Azerbaycan’ın JF-17 Blok III aldığı takdirde hem kendi ürettiği hem de envanterinde olan mühimmatların entegrasyonunu istemesinin çok normal olacağına dikkat çekiyor Ahmet Alemdar:
“Örneğin ROKETSAN’la ortak geliştirme ve üretim projesi ile ortaya çıkacak akıllı mühimmatları entegre etmek isteyebilirler. Ayrıca tedarik ettikleri ÇAKIR, TEBER ve hatta SOM gibi mühimmatları da entegre ederek operasyonel kabiliyetini artırma yoluna gidebilirler.
Bu bağlamda yapılacak entegrasyonlar Türkiye’nin sadece Azerbaycan’a değil JF-17 kullanıcılarına mühimmat ve alt sistem ihracatının yolunu açabilir. Bence bu durum Pakistan’ın da işine gelir. Çünkü bu yolla onlar da NATO standartlarında bir mühimmatı uçaklarında görebilecek. Ve bu da ihracatta ellerini güçlendirecek.
Bugüne kadar JF-17lere eklenen Türk sistemleri göz önünde bulundurursak Çin’in yine benzer bir yol izleyeceği ve ‘karşı çıkmayacağı’ beklentisi hakim.
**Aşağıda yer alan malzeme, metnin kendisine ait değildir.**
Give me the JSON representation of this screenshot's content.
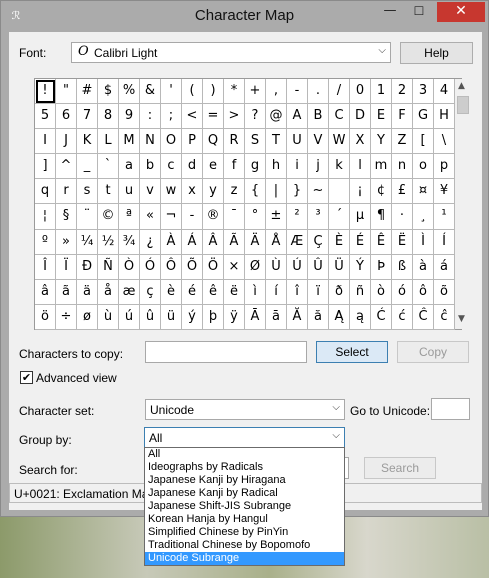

Kanaatim ve edindiğim bilgilere göre Çin’in Azerbaycan JF-17’lerinde Türk mühimmatı kullanılmasına yönelik çalışmalara muhalefeti olmayacak. Azerbaycan’ın JF-17 Blok III uçaklarında Türkiye-Azerbaycan üretimi mühimmatları kullanılabilecek.
Tüm bunları alt alta eklediğimizde Türkiye-Azerbaycan-Pakistan hattında son derece güçlü bir birliktelik görünüyor. Ki bu da sadece barış zamanı değil savaş zamanında da geçerli olacağa benziyor. Üç ülkenin bu alandaki birlikteliği çok daha yakından takip edilmeyi hak ediyor.”